Tim: I think we are actually. Until we started promoting the new album, Mark was the most together we’ve ever seen him - he’d really grown up there for a while. He’s the most stressed out person I’ve ever met in my life.

Was there a time when you looked back and thought we were pretty close to losing the plot?
Tim:: There was a couple of times when making Nu-Clear Sounds wasn’t easy and a few times touring 1977 when we came pretty close to burn out. But I think since then we’ve learnt how to chill and take things easy. We know our limits.

Rick: It’s a fine balancing act right on the edge, but we’ve never fallen over. We did peak over a few times, but we’ve taken a step back from that now. We’ve got a periscope so we can look over a few times.

Did you find it stressful living up to people’s expectations?
Tim: I think we enjoyed it, the bad reputation and stuff. When you are 18 or 19 it’s the kind of thing you are into. We’d do our best to live up to it and cause trouble.

Rick: There was always this attitude if there was a journalist on board [on tour] it would be “right we’ve got to show them how hard we party tonight”.

Is there anything you did which you regret?
Tim: Yeah, there was this one time in New York. We’d done a gig and got a bit drunk during the show, and we were really on the edge of burning out. We had this dinner I had to go to with the head of MTV, I don’t really remember what happened, but I don’t think I made a good impression. I woke up the next day with puke down the top of my shirt, lying on top of this bed, not remembering how I got there. We were two hours late for a really important interview for MTV. We couldn’t even find Mark. We were being sick in the Green Room before it and could barely even speak. I think the shit hit the fan after that and it screwed up our American career for a while. I’m kinda glad we did because I don’t think I could have taken touring any longer.

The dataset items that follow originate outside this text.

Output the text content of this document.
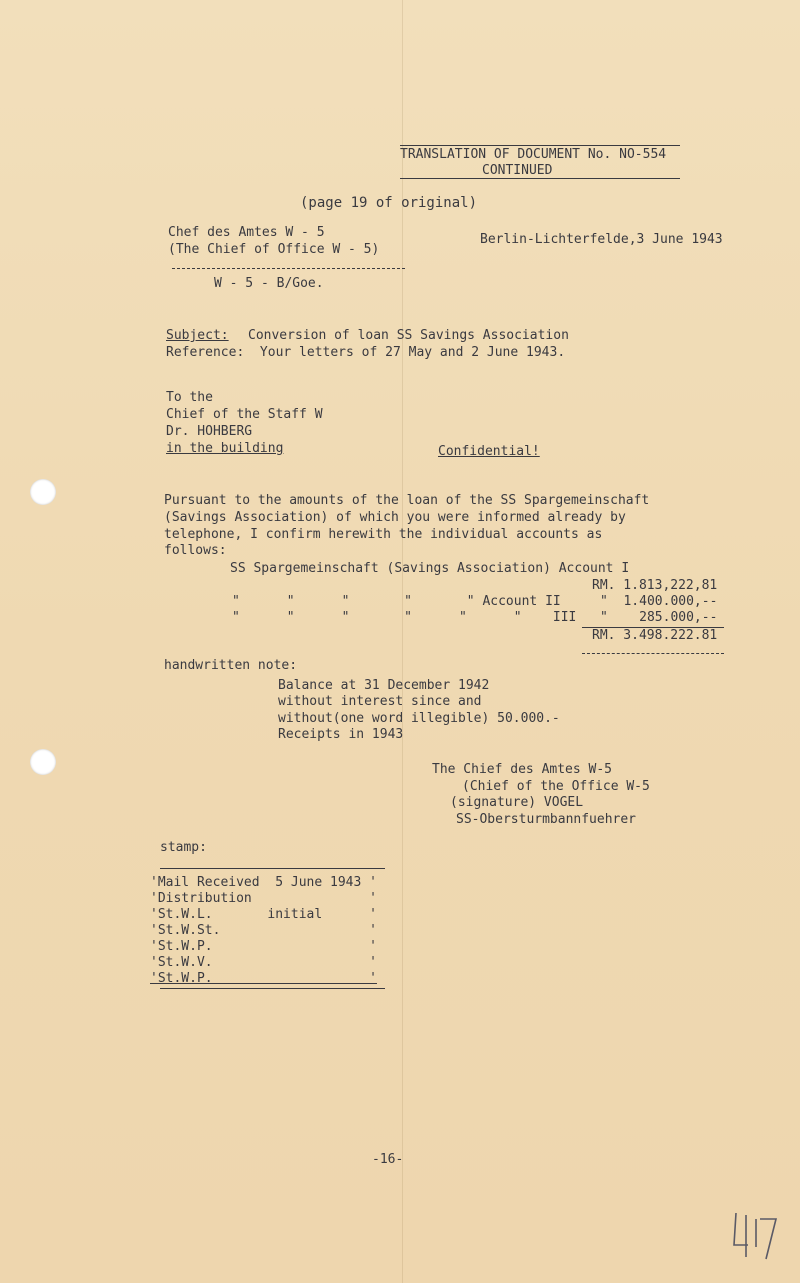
TRANSLATION OF DOCUMENT No. NO-554
CONTINUED
(page 19 of original)
Chef des Amtes W - 5
(The Chief of Office W - 5)
Berlin-Lichterfelde,3 June 1943
W - 5 - B/Goe.
Subject: Conversion of loan SS Savings Association
Reference:  Your letters of 27 May and 2 June 1943.
To the
Chief of the Staff W
Dr. HOHBERG
in the building	Confidential!
Pursuant to the amounts of the loan of the SS Spargemeinschaft
(Savings Association) of which you were informed already by
telephone, I confirm herewith the individual accounts as
follows:
SS Spargemeinschaft (Savings Association) Account I
RM. 1.813,222,81
"      "      "       "       " Account II	"  1.400.000,--
"      "      "       "      "      "    III "    285.000,--
RM. 3.498.222.81
handwritten note:
Balance at 31 December 1942
without interest since and
without(one word illegible) 50.000.-
Receipts in 1943
The Chief des Amtes W-5
(Chief of the Office W-5
(signature) VOGEL
SS-Obersturmbannfuehrer
stamp:
'Mail Received  5 June 1943 '
'Distribution               '
'St.W.L.       initial      '
'St.W.St.                   '
'St.W.P.                    '
'St.W.V.                    '
'St.W.P.                    '
-16-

Rick: If MTV had picked up on us we would have stayed out in America for another six months and imploded.

Did you find the direction you were looking for, because it sounds like a much more natural album?
Tim: Yeah, it was totally unselfconscious compared to Nu-Clear Sounds. It was pure Ash, not really worrying about anything, writing lots of songs and not being concerned about the direction. It was later when we’d wrote them all that we picked the songs. We picked all the up-beat up-lifting songs because we thought music was a bit dire at the time.

Does it come down the feeling in the band - if you’ve had a great night then the songs come?
Rick: I think it was just a case of getting together when we felt like it. Getting together and having a jam, doing it slowly and really enjoying it - instead of having this pressure of a deadline for so many songs to be written. It really did feel like the early days when we first got together.

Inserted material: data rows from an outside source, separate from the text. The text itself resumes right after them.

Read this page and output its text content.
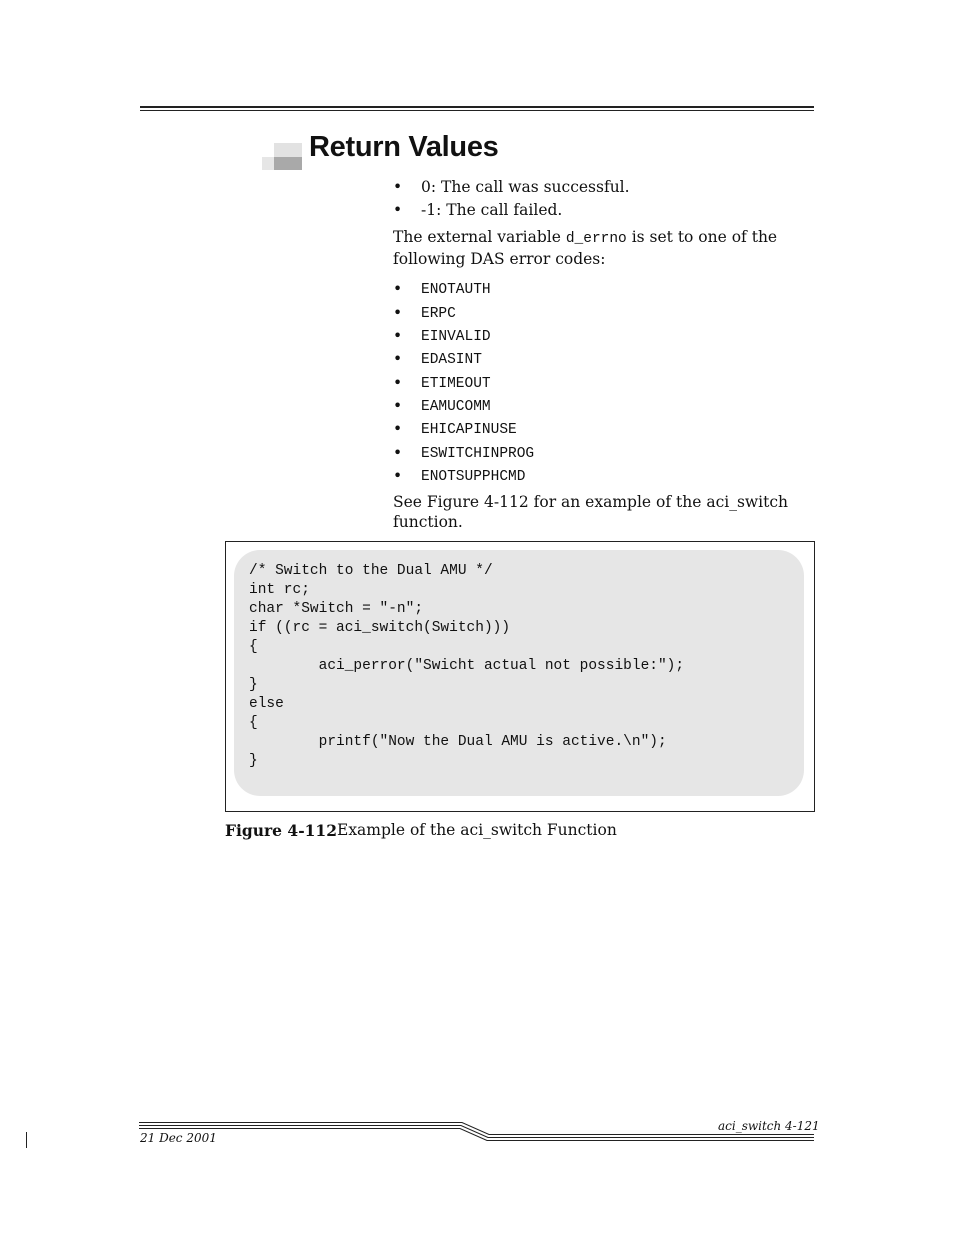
Return Values
• 0: The call was successful.
• -1: The call failed.
The external variable d_errno is set to one of the following DAS error codes:
• ENOTAUTH
• ERPC
• EINVALID
• EDASINT
• ETIMEOUT
• EAMUCOMM
• EHICAPINUSE
• ESWITCHINPROG
• ENOTSUPPHCMD
See Figure 4-112 for an example of the aci_switch function.
/* Switch to the Dual AMU */
int rc;
char *Switch = "-n";
if ((rc = aci_switch(Switch)))
{
aci_perror("Swicht actual not possible:");
}
else
{
printf("Now the Dual AMU is active.\n");
}
Figure 4-112 Example of the aci_switch Function
aci_switch 4-121
21 Dec 2001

As you were coming out with songs were you thinking that’s not bad, that’s another one”. Were you quite prolific this time? Tim: Yeah. I’d write a song almost every day. Sit down with a guitar and just think of a tune. You hear that Neil Young was tapping into a magical reservoir of melodies, I think I was swimming in it.

Rick: It was amazing, every time I rang Tim to ask is there any new songs and he’d be “yeah, there’s this, there’s this, there’s this…” It ended up by the time we came to do the album we had the demo totally finished - lyrics and everything for 30 songs. And there was a few other ideas we got together in the studio. I thought “wow this is going to be great, we are going to have so much fun recording this”.

You worked with Owen Morris again, was that a wise choice given he made you wear dresses in one recording session?
Rick: It was the only choice for that magical madness. I was dressed up in some weird gear at the end of the session - PVC bra and belly dancing costume while recording “World Domination”.

Tim: We had guns as well and stuff like that. We think he’s related to Hunter S. Thompson or something. He’s just mad, he likes to drink, he’s crazy.

You can almost say the new album sounds like it falls between 1977 and Nu-Clear Sounds?
Tim: Yeah, I don’t like it when people say it’s gone back to the sound of 1977. It gives people the wrong idea because it is a move on.